Let’s take the same four charts that we used on page 1 and shift them forward in time so that we compare the current situation to 1998- 2000.

We already have to ‘time points’ to add into the equation. We know, for instance, that yields made a crisis bottom in December of 2008. On our upside down chart of the sum of 3-month and 10-year yields included at top right this shows up as a peak.

We also know that long-term yields began to trend lower in the second quarter of this year. This is indicated by the falling trend for 30-year yields on the chart at bottom right.

So… the asset price peak in 2000 trailed the low point for yields in 1998 by close to two years. The Nasdaq peaked in March of 2000, copper prices peaked at the end of September that year, and crude oil futures reached a cycle top between September and November. The 2-year lag argues that equity and/or commodity prices should have topped out around the start of the fourth quarter so this was fairly accurate.

Based on the low point for yields at the end of 2008 the argument points to a top for asset prices close to the end of this year. We are attempting to rationalize the 2-year lag with the ongoing down trend for long-term yields.

Let’s circle the wagons somewhat and come at this from another direction. If the entire argument actually works then what sectors should we be focusing on during the final quarter of this year? Should we be long the cyclicals because the 2-year lag argues for a cyclical peak around year end or… should we be focusing on defensive names to take advantage of falling yields?
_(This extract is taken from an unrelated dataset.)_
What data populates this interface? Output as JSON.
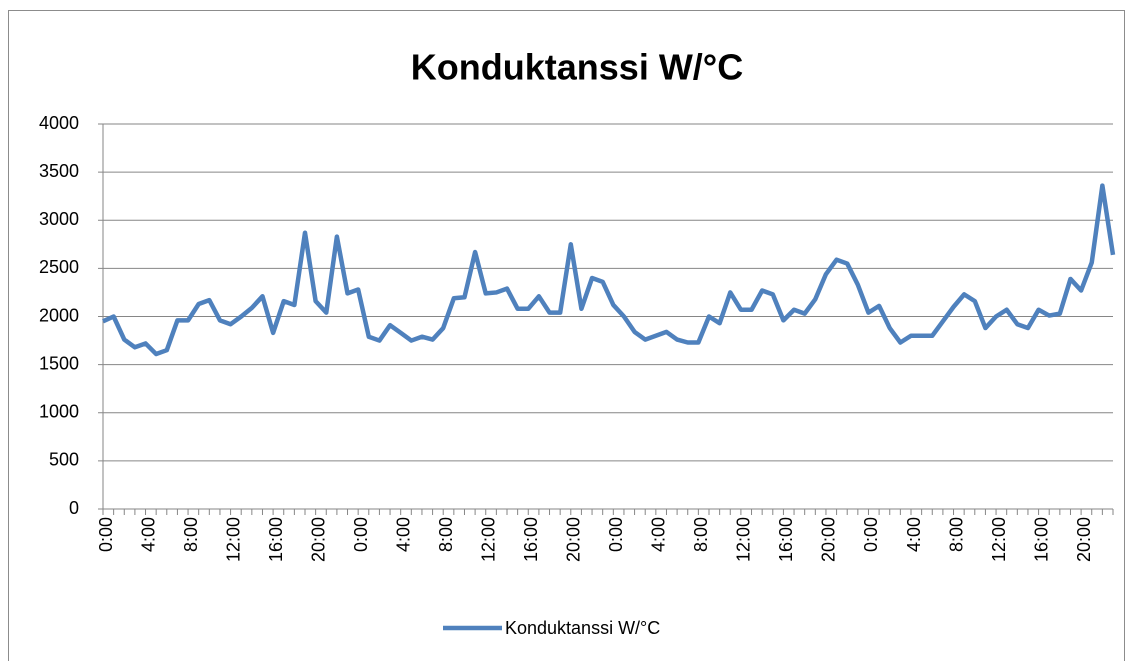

We probably won’t know the answers to our questions until six months from now but the sector that intrigues us the most at present is… the banks. Typically we distill ‘the banks’ down to the stock price of Wells Fargo although we did suggest yesterday that the ‘laggard banks’ (Citigroup, Mitsubishi UFJ, and Mizuho) were starting to perk up.

Why the banks? Because of where the bond market and gold are at present.

The bank have been weaker as yields have declined. When the banks are weaker the price of gold tends to rise. Fair enough.

If yields were ‘high’ and the price of gold was under duress then it would make sense that a trend change would include lower yields and higher gold prices. This kind of scenario favors the gold miners, of course, as well as the defensive stocks.

With yields currently ‘low’ and the price of gold ‘high’ (in our view) the most likely trend change coming out of October would be rising yields and downward pressure on gold. Both have everything to do with stock price strength for the banks so for the final quarter of this year we will pick both ‘the banks’ (WFC) and the ‘laggard banks’ (C, MTU, MFG) as our sector favorites.